Transport secretary Grant Shapps reiterated it was "too early to tell" when overseas holidays would be allowed. The government is currently working to an "at the very earliest" 17 May date for a resumption of international travel, pending a review by the Global Travel Taskforce due on 12 April.
More than half of all UK adults have now received their first dose of a Covid-19 vaccine, health secretary Matt Hancock said on Friday (19 March), with new records set at the weekend for the number of doses administered in a single day.
Hancock said people must be patient and vigilant, stressing the taskforce would make a judgement on how travel could be restarted safely and when, adding it would work with the industry to do so. "That’s a judgement that we should make in a few weeks time, not now," he told Sky News.
Sage’s professor Andrew Hayward, meanwhile, told Times Radio the fresh wave of Covid infection in mainland Europe, which has forced France, Italy, Germany and Poland to take new protective action, was also a concern, with incidence of the South African variant of Covid-19 increasing.
On Sunday (21 March), another Sage member – professor Kamlesh Khunti – said he did not think people should be planning overseas summer holidays until 2022. "
We cannot jeopardise this now," The Guardian reports him as saying. "Our rates are coming down, our vaccination [rate] is fantastic.

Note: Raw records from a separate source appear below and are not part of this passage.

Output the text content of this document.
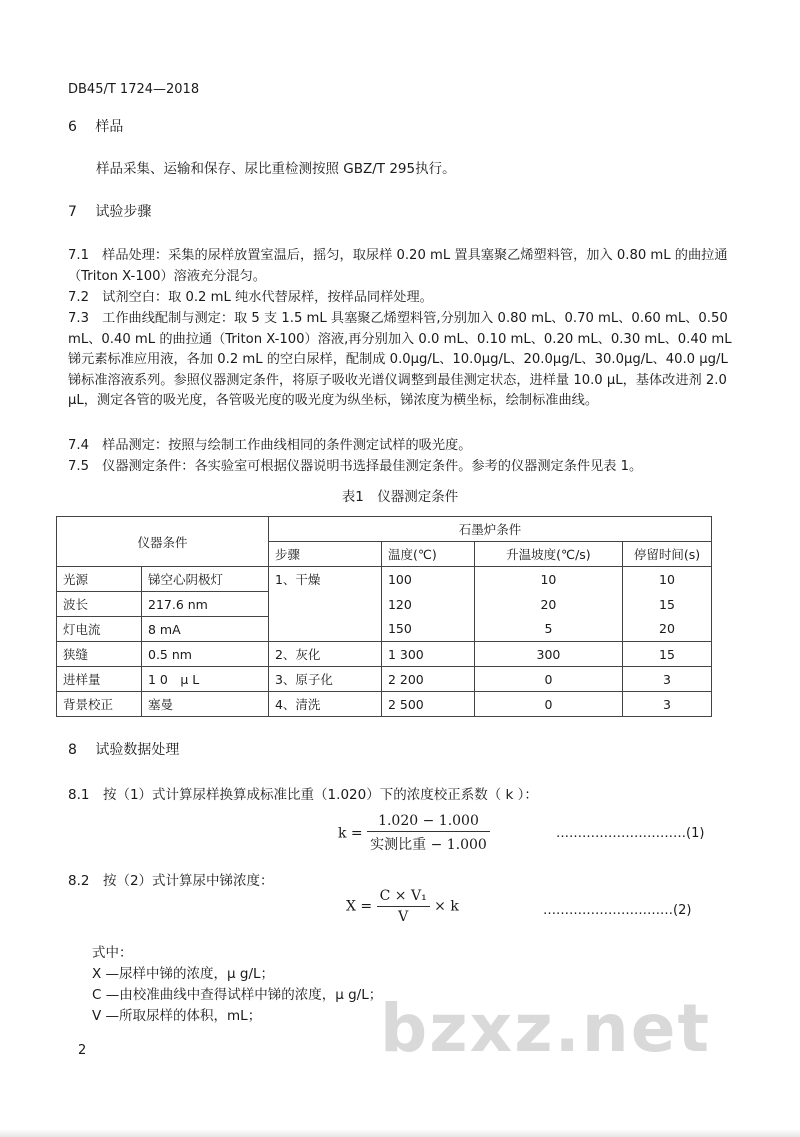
DB45/T 1724—2018
6　 样品
样品采集、运输和保存、尿比重检测按照 GBZ/T 295执行。
7　 试验步骤
7.1　样品处理：采集的尿样放置室温后，摇匀，取尿样 0.20 mL 置具塞聚乙烯塑料管，加入 0.80 mL 的曲拉通（Triton X-100）溶液充分混匀。
7.2　试剂空白：取 0.2 mL 纯水代替尿样，按样品同样处理。
7.3　工作曲线配制与测定：取 5 支 1.5 mL 具塞聚乙烯塑料管,分别加入 0.80 mL、0.70 mL、0.60 mL、0.50 mL、0.40 mL 的曲拉通（Triton X-100）溶液,再分别加入 0.0 mL、0.10 mL、0.20 mL、0.30 mL、0.40 mL 锑元素标准应用液，各加 0.2 mL 的空白尿样，配制成 0.0μg/L、10.0μg/L、20.0μg/L、30.0μg/L、40.0 μg/L 锑标准溶液系列。参照仪器测定条件，将原子吸收光谱仪调整到最佳测定状态，进样量 10.0 μL，基体改进剂 2.0 μL，测定各管的吸光度，各管吸光度的吸光度为纵坐标，锑浓度为横坐标，绘制标准曲线。
7.4　样品测定：按照与绘制工作曲线相同的条件测定试样的吸光度。
7.5　仪器测定条件：各实验室可根据仪器说明书选择最佳测定条件。参考的仪器测定条件见表 1。
表1　仪器测定条件
仪器条件		石墨炉条件			
		步骤	温度(℃)	升温坡度(℃/s)	停留时间(s)
光源	锑空心阴极灯	1、干燥	100	10	10
波长	217.6 nm		120	20	15
灯电流	8 mA		150	5	20
狭缝	0.5 nm	2、灰化	1 300	300	15
进样量	1 0　μ L	3、原子化	2 200	0	3
背景校正	塞曼	4、清洗	2 500	0	3
8　 试验数据处理
8.1　按（1）式计算尿样换算成标准比重（1.020）下的浓度校正系数（ k ）：
$k = \frac{1.020 - 1.000}{\text{实测比重 − 1.000}}$	…………………………(1)
8.2　按（2）式计算尿中锑浓度：
$X = \frac{\text{C × V₁}}{V} \times k$	…………………………(2)
式中：
X —尿样中锑的浓度，μ g/L；
C —由校准曲线中查得试样中锑的浓度，μ g/L；
V —所取尿样的体积，mL； bzxz.net
2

The biggest fear we have is new variants that vaccines don’t work as well against."
Another advisor to Sage, professor Rowland Kao, said there were reasons to be cautious about restarting travel, including the risk posed by vaccine-resistant variants.

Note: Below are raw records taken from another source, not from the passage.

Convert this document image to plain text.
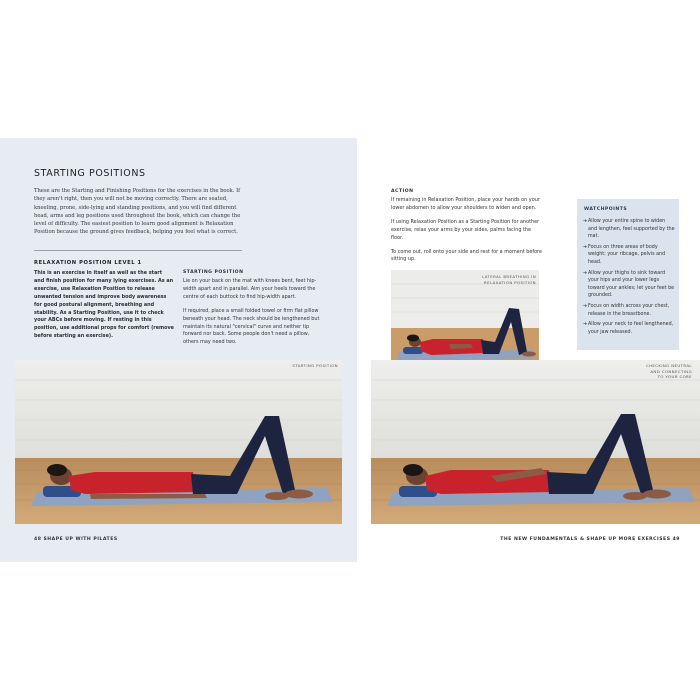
STARTING POSITIONS
These are the Starting and Finishing Positions for the exercises in the book. If they aren't right, then you will not be moving correctly. There are seated, kneeling, prone, side-lying and standing positions, and you will find different head, arms and leg positions used throughout the book, which can change the level of difficulty. The easiest position to learn good alignment is Relaxation Position because the ground gives feedback, helping you feel what is correct.
RELAXATION POSITION LEVEL 1
This is an exercise in itself as well as the start and finish position for many lying exercises. As an exercise, use Relaxation Position to release unwanted tension and improve body awareness for good postural alignment, breathing and stability. As a Starting Position, use it to check your ABCs before moving. If resting in this position, use additional props for comfort (remove before starting an exercise).
STARTING POSITION

Lie on your back on the mat with knees bent, feet hip-width apart and in parallel. Aim your heels toward the centre of each buttock to find hip-width apart.

If required, place a small folded towel or firm flat pillow beneath your head. The neck should be lengthened but maintain its natural "cervical" curve and neither tip forward nor back. Some people don't need a pillow, others may need two.

STARTING POSITION
48 SHAPE UP WITH PILATES
ACTION

If remaining in Relaxation Position, place your hands on your lower abdomen to allow your shoulders to widen and open.

If using Relaxation Position as a Starting Position for another exercise, relax your arms by your sides, palms facing the floor.

To come out, roll onto your side and rest for a moment before sitting up.

WATCHPOINTS
➔ Allow your entire spine to widen and lengthen, feel supported by the mat.
➔ Focus on three areas of body weight: your ribcage, pelvis and head.
➔ Allow your thighs to sink toward your hips and your lower legs toward your ankles; let your feet be grounded.
➔ Focus on width across your chest, release in the breastbone.
➔ Allow your neck to feel lengthened, your jaw released.
LATERAL BREATHING IN
RELAXATION POSITION
CHECKING NEUTRAL
AND CONNECTING
TO YOUR CORE
THE NEW FUNDAMENTALS & SHAPE UP MORE EXERCISES 49
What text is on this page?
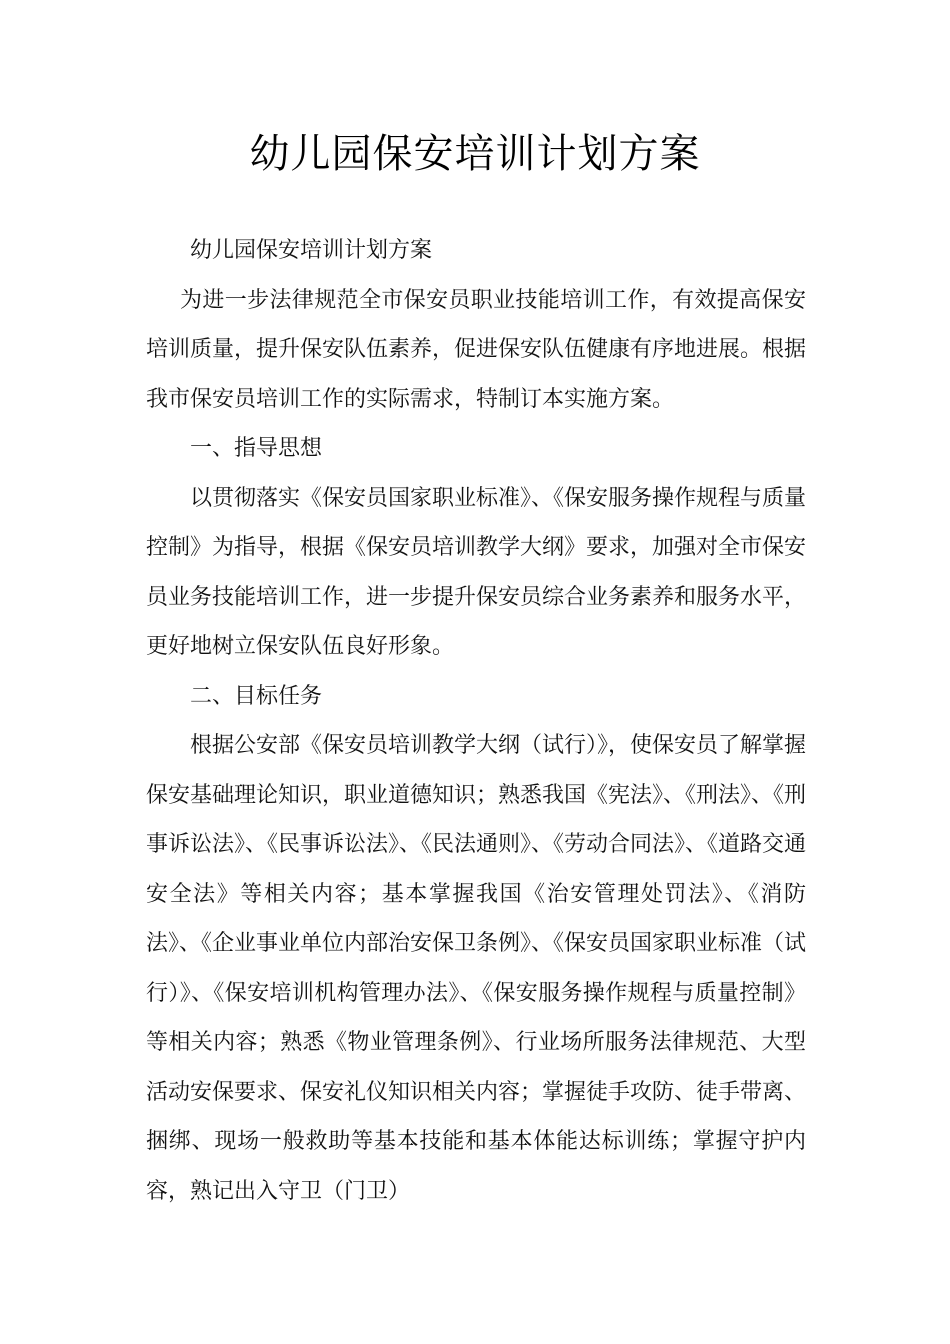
幼儿园保安培训计划方案

幼儿园保安培训计划方案

为进一步法律规范全市保安员职业技能培训工作，有效提高保安培训质量，提升保安队伍素养，促进保安队伍健康有序地进展。根据我市保安员培训工作的实际需求，特制订本实施方案。

一、指导思想

以贯彻落实《保安员国家职业标准》、《保安服务操作规程与质量控制》为指导，根据《保安员培训教学大纲》要求，加强对全市保安员业务技能培训工作，进一步提升保安员综合业务素养和服务水平，更好地树立保安队伍良好形象。

二、目标任务

根据公安部《保安员培训教学大纲（试行）》，使保安员了解掌握保安基础理论知识，职业道德知识；熟悉我国《宪法》、《刑法》、《刑事诉讼法》、《民事诉讼法》、《民法通则》、《劳动合同法》、《道路交通安全法》等相关内容；基本掌握我国《治安管理处罚法》、《消防法》、《企业事业单位内部治安保卫条例》、《保安员国家职业标准（试行）》、《保安培训机构管理办法》、《保安服务操作规程与质量控制》等相关内容；熟悉《物业管理条例》、行业场所服务法律规范、大型活动安保要求、保安礼仪知识相关内容；掌握徒手攻防、徒手带离、捆绑、现场一般救助等基本技能和基本体能达标训练；掌握守护内容，熟记出入守卫（门卫）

Speaking to the BBC’s Andrew Marr Show on Sunday, defence secretary Ben Wallace said an extension to the current ban on overseas leisure travel couldn’t be ruled out and that booking a trip for the summer would be "premature".
"We are not going to do anything that puts at risk this national effort to control this pandemic," said Wallace.
Speaking to Sky News the same morning, Wallace added that ministers and the country "could not be deaf and blind to what’s going on outside the UK," alluding to new variants and the incidence of fresh Covid infection in Europe.
Huw Merriman, chair of the government’s transport select committee, urged ministers to consider the likely impact of another setback for overseas leisure travel on the UK’s outbound travel sector.
"[The] UK vaccination programme is going well; we must continue with 12 April international travel plan for 17 May unlock," Merriman tweeted on Saturday, citing the BBC’s report of Mike Tildesley’s comments. "We cannot shut ourselves away forever or doom our travel industry and workforce."
Julia Lo Bue-Said, chief executive of the Advantage Travel Partnership, said: "Casting doubt on summer holidays now some three weeks ahead of when the Global Travel Taskforce are set to make their recommendations is unnecessary.
"Meetings have involved industry, I was there alongside others, so why has an advisor to Sage not fed into GTT [the taskforce] instead of the press? Premature comments ahead of the summer damage confidence and are unnecessary."
Tim Alderslade, chief executive of Airlines UK, the trade body for UK registered airlines, added: "It is too early to say what the state of Covid will be in Europe and globally in 10 weeks’ time.
"Our focus between now and then must be working with ministers on a framework for travel that is robust and workable, and can stand the test of time as we enter the all-important summer period.
"We have always said any reopening must be risk-based, but also led by the overriding assumption that as the vaccine roll-out accelerates both here and abroad, a phased easing of restrictions is achievable.
"We know that universal, restriction-free travel is unlikely from 17 May but under a tiered system, based on risk, international travel can meaningfully restart and build up, with minimal restrictions in time."